What’s right for me?
There is no single answer for all women who are trying to decide whether to use MHT. You have to look at your own needs and weigh your own risks. Here are some questions you can ask yourself and talk to your doctor about:
- Do menopausal symptoms such as hot flashes or vaginal dryness bother me a lot? Like many women, your hot flashes or night sweats will likely go away over time, but vaginal dryness may not. MHT and other options can help with troubling symptoms.
- Am I at risk for developing osteoporosis? Estrogen might protect bone mass while you use it. However, there are other drugs that can protect your bones without MHT’s risks. Talk to your doctor about the risks and benefits of those medicines for you.
- Do I have a history of heart disease or risk factors such as high blood cholesterol? If so, using estrogen and progestin can increase that risk even more.
- Do I have a family history of breast cancer? If you have a family history of breast cancer, check with your doctor about your risk.
- I have high levels of triglycerides and a family history of gallbladder disease. Can I use MHT? The safety of any kind of MHT in women with high levels of triglycerides or a family history of gallbladder disease is not known. But some experts think that using a patch will not raise your triglyceride level or increase your chance of gallbladder problems. Using an oral estrogen pill might.
- Do I have liver disease or a history of stroke or blood clots in my veins?

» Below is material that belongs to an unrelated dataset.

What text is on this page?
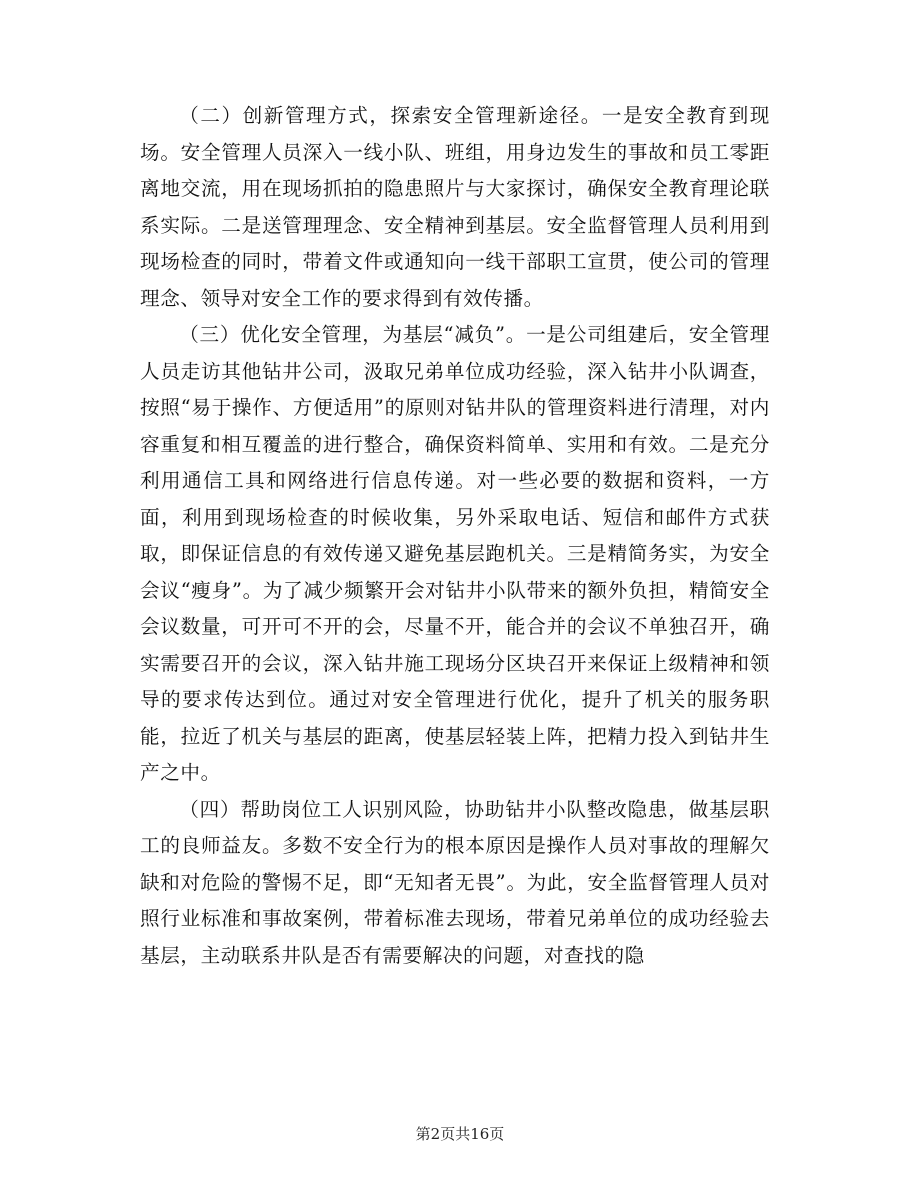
（二）创新管理方式，探索安全管理新途径。一是安全教育到现场。安全管理人员深入一线小队、班组，用身边发生的事故和员工零距离地交流，用在现场抓拍的隐患照片与大家探讨，确保安全教育理论联系实际。二是送管理理念、安全精神到基层。安全监督管理人员利用到现场检查的同时，带着文件或通知向一线干部职工宣贯，使公司的管理理念、领导对安全工作的要求得到有效传播。

（三）优化安全管理，为基层“减负”。一是公司组建后，安全管理人员走访其他钻井公司，汲取兄弟单位成功经验，深入钻井小队调查，按照“易于操作、方便适用”的原则对钻井队的管理资料进行清理，对内容重复和相互覆盖的进行整合，确保资料简单、实用和有效。二是充分利用通信工具和网络进行信息传递。对一些必要的数据和资料，一方面，利用到现场检查的时候收集，另外采取电话、短信和邮件方式获取，即保证信息的有效传递又避免基层跑机关。三是精简务实，为安全会议“瘦身”。为了减少频繁开会对钻井小队带来的额外负担，精简安全会议数量，可开可不开的会，尽量不开，能合并的会议不单独召开，确实需要召开的会议，深入钻井施工现场分区块召开来保证上级精神和领导的要求传达到位。通过对安全管理进行优化，提升了机关的服务职能，拉近了机关与基层的距离，使基层轻装上阵，把精力投入到钻井生产之中。

（四）帮助岗位工人识别风险，协助钻井小队整改隐患，做基层职工的良师益友。多数不安全行为的根本原因是操作人员对事故的理解欠缺和对危险的警惕不足，即“无知者无畏”。为此，安全监督管理人员对照行业标准和事故案例，带着标准去现场，带着兄弟单位的成功经验去基层，主动联系井队是否有需要解决的问题，对查找的隐

第2页共16页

MHT, especially taken by mouth, might not be safe for you to use.
In all cases, talk to your doctor about how best to treat or prevent your menopause symptoms or diseases for which you are at risk.
If you are already using menopausal hormone therapy and think you would like to stop, first ask your doctor how to do that. Some doctors suggest tapering off slowly.
Whatever decision you make now about using MHT is not final. You can start or end the treatment at any time, although, as we learned from the WHI, it appears that it is best not to start MHT many years after menopause. If you stop, some of your risks will lessen over time, but so will the benefits. Discuss your decision about menopausal hormone therapy with your doctor at your annual checkup.
MHT is not one size fits all
Cathy realized that talking to her friends about what each is doing to relieve menopause symptoms was helpful, but that her decision needed to be just for her. And she was sure that basing her decision just on what she heard on a TV show might not be the best way to choose. She tried to find sources of information that seemed to be unbiased and didn’t have a product to promote. She felt most comfortable with science-based websites like the National Institutes of Health, the U.S. Food and Drug Administration, or doctors’ professional groups.
Each woman is different, and the decision for each one about menopausal hormone therapy will probably also be different. But, almost every research study helps give women and their doctors more information to answer the question: Is menopausal hormone therapy right for me?